Pangeo Showcase: "Geospatial reprojection in Python 2024 - what's available and what's next"

Title: “Geospatial reprojection in Python 2024 - what’s available and what’s next”
Speaker: Max Jones (ORCID: 0000-0003-0180-8928 )
When: Wednesday, September 25, 4PM EDT
Where: Launch Meeting - Zoom
Abstract:
This Pangeo showcase will cover a work-in-progress guidebook on existing warp resampling / reprojection methods in Python, along with some memory and statistical wall-time profiling results. Following a short presentation, we will discuss tips and tricks along with pain points for geospatial reprojection. Lastly, we’ll brainstorm what’s required to move the ecosystem forward.

Inspirations:

Agenda:

  • 10 - 15 minutes - Showcase presentation
  • 10 - 30 minutes - Discussion
  • 15 - 30 minutes - Community check-in
14 Likes

Excited to brainstorm paths forward in a community meeting again!

2 Likes

Cool, I would have liked to attend but I’m in the wrong timezone (CET). I assume a recording will be available afterwards?

1 Like

Yes indeed, it will be recorded!

3 Likes

Hi @maxrjones, thanks a lot to you and everyone for this impressive showcase before bed time!

I was wondering if you could share your diagram of the regrinding/reprojection ecosystem?

Thas was awesome @maxrjones , great overview!

I’m gutted to have missed it, I was really looking forward to join the dicussion. Is there any key takeaways from that part of the session?

Also - putting the link to the gh repo here for visibility (although it may be better to add at the top of the post)

In today’s showcase the question came up whether GDAL can provide an index and weights for a warp task, and I had asked this on the mailing list earlier this year. Even Rouault provided a summary of the potential for that and where to look in the source code:

https://lists.osgeo.org/pipermail/gdal-dev/2024-April/058906.html

I’ll be pursuing this, I had similar interest for this in exactextract and did enough to actually get hold of the index there, which I will dig up or illustrate if it’s currently possible. I’ve also worked on an entirely abstract approximate polygon rasterization here - rasterization and extracting values are obviously complementary - something that I haven’t found much audience for elsewhere but I think here will find some interest. :slight_smile:

2 Likes

I also think that some of the geobox->geobox transformation that is in odc.geo could be used for some of this abstraction, it implements quiet a bit of the warper logic for bespoke use. I’ll try to follow up soon with more actual examples (and less just-talking).

1 Like

thanks! here you go - Excalidraw+ Resampling Workflows diagram.

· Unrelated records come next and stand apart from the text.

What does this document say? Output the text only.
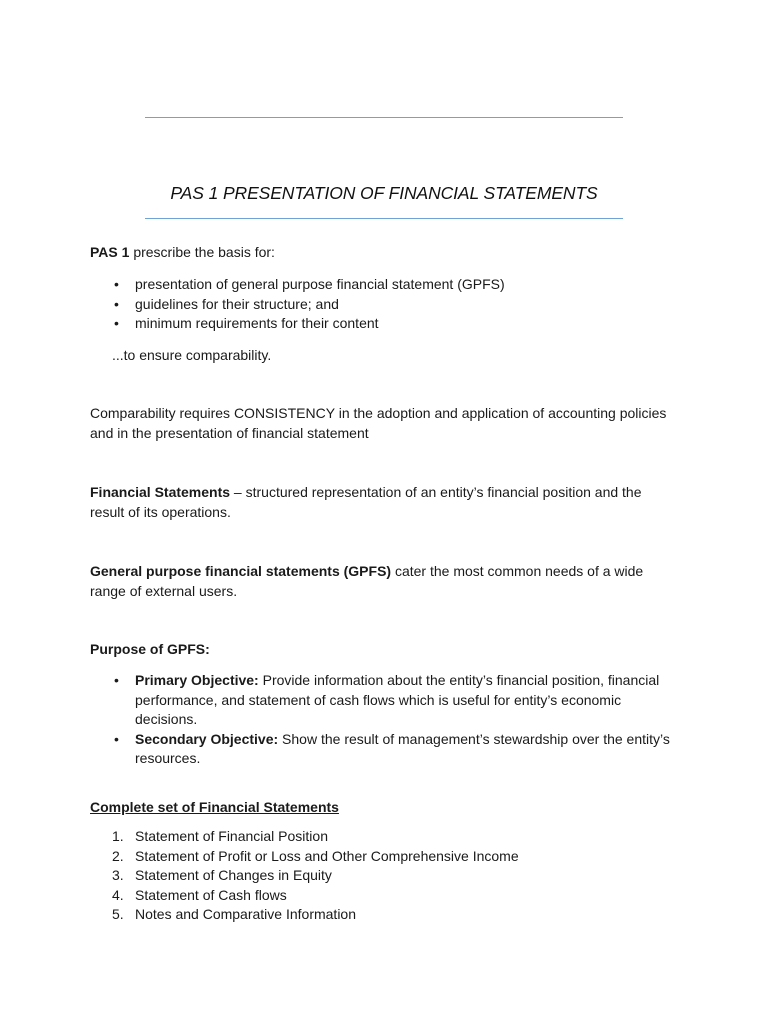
PAS 1 PRESENTATION OF FINANCIAL STATEMENTS
PAS 1 prescribe the basis for:
• presentation of general purpose financial statement (GPFS)
• guidelines for their structure; and
• minimum requirements for their content
...to ensure comparability.
Comparability requires CONSISTENCY in the adoption and application of accounting policies and in the presentation of financial statement
Financial Statements – structured representation of an entity’s financial position and the result of its operations.
General purpose financial statements (GPFS) cater the most common needs of a wide range of external users.
Purpose of GPFS:
• Primary Objective: Provide information about the entity’s financial position, financial performance, and statement of cash flows which is useful for entity’s economic decisions.
• Secondary Objective: Show the result of management’s stewardship over the entity’s resources.
Complete set of Financial Statements
1. Statement of Financial Position
2. Statement of Profit or Loss and Other Comprehensive Income
3. Statement of Changes in Equity
4. Statement of Cash flows
5. Notes and Comparative Information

If you’d like to mention corrections or suggestions, please either open an issue in this GitHub repo or join this discussion thread in the Pangeo discord. There’s already been a couple minor corrections since yesterday.

1 Like

there is an improving status of high level documentation about the GDAL warper: Doc: Add high-level description of gdalwarp procedure by dbaston · Pull Request #10864 · OSGeo/gdal · GitHub

published online here: gdalwarp — GDAL documentation

I forgot to mention TempestRemap, which does let you generate weights!: GitHub - ClimateGlobalChange/tempestremap: TempestRemap: Remapping software for climate applications

and PyInterp was mentioned in the Zoom chat.

Thanks for the excellent overview and performance testing. I checked on PyResample and probably left the wrong impression during the meeting. The application does split the resampling task into two parts, but the “weights” are not really included in the data returned in the first - just the mapping (indexing) information. I suspect the intention was to split the time consuming processing into the first step, with calculating weights not really being the processing that takes a lot of time, thus could be included in the second step. There was no intention of allowing any “tweaking” of the weights, and I’m not sure any of the algorithms or interpolation methods really lend themselves to this this adjustment.

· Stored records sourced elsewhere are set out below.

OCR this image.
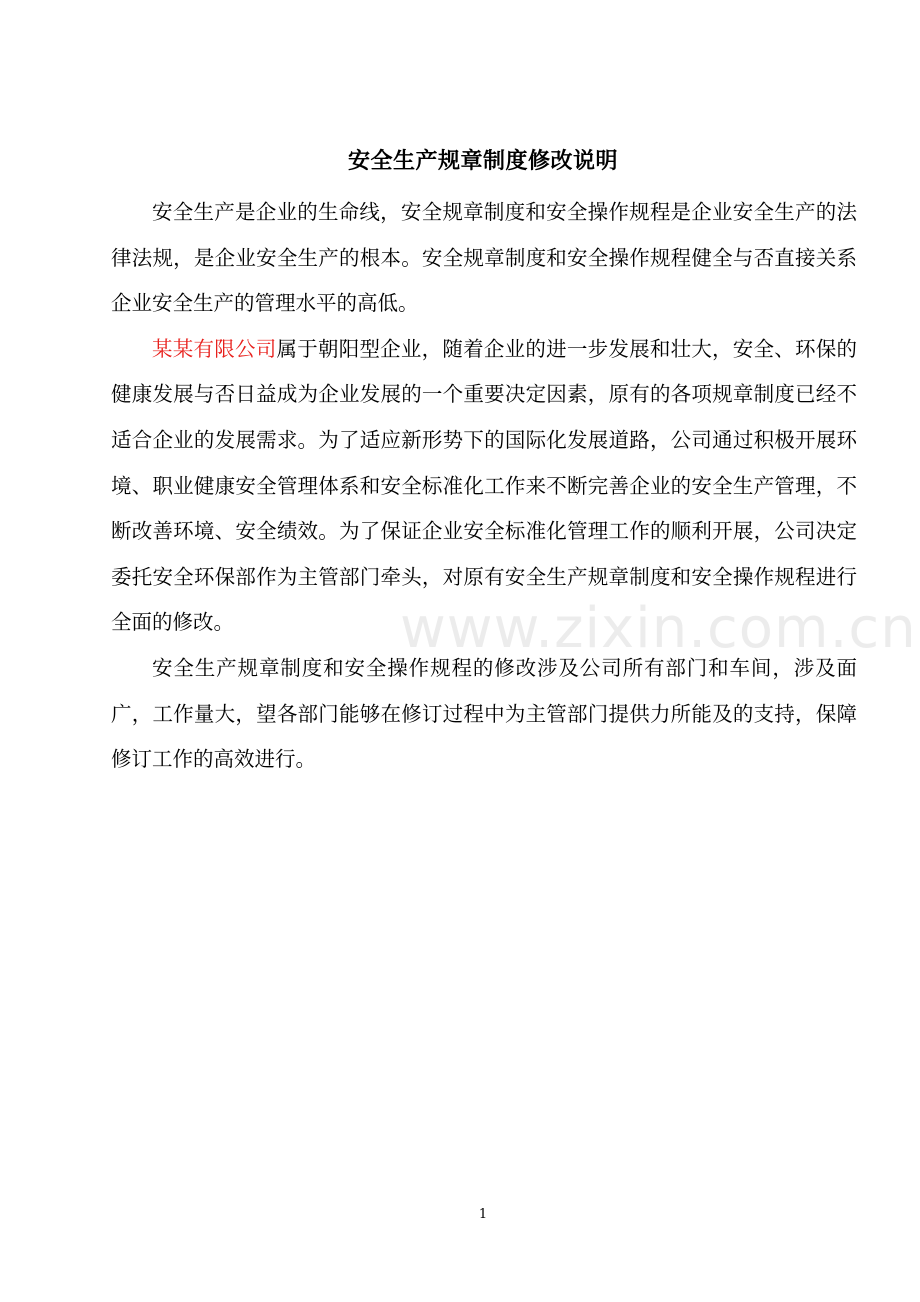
安全生产规章制度修改说明

安全生产是企业的生命线，安全规章制度和安全操作规程是企业安全生产的法律法规，是企业安全生产的根本。安全规章制度和安全操作规程健全与否直接关系企业安全生产的管理水平的高低。

某某有限公司属于朝阳型企业，随着企业的进一步发展和壮大，安全、环保的健康发展与否日益成为企业发展的一个重要决定因素，原有的各项规章制度已经不适合企业的发展需求。为了适应新形势下的国际化发展道路，公司通过积极开展环境、职业健康安全管理体系和安全标准化工作来不断完善企业的安全生产管理，不断改善环境、安全绩效。为了保证企业安全标准化管理工作的顺利开展，公司决定委托安全环保部作为主管部门牵头，对原有安全生产规章制度和安全操作规程进行全面的修改。

安全生产规章制度和安全操作规程的修改涉及公司所有部门和车间，涉及面广，工作量大，望各部门能够在修订过程中为主管部门提供力所能及的支持，保障修订工作的高效进行。

www.zixin.com.cn
1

I too started an assessment of reprojection options last year, but focusing on the different algorithms and interpolation techniques, and on the different quality factors. One of points not addressed above is the risk of sampling errors - leading to aliasing and moiré patterns in the projected outputs. To minimize these, several of the interpolation techniques include “smoothing” functions - e.g., the Elliptical Weighted Average technique in Pyresample, for swath to grid projection, and I believe GDAL’s lanczos (gdalwarp).

I had summarized the quality factors as:

  • Grid spatial distortion - min/max or average - the stretch of the output projection across the grid.
  • Changes to the “Value-Space”
    • “Categorical”/Integer values - e.g. Nearest Neighbor approach can preserve, while most others will “average” or interpolate values.
    • Preserve Min/Max values - e.g. BiLinear will preserve, while Cubic can lead to values beyond the range of input values
    • 2nd order derivatives - “Conservative” algorithms - e.g., can preserve power, flux, total-energy, regional rainfall.
  • Smoothing, or absence of - introducing sampling errors, aliasing or moiré patterens.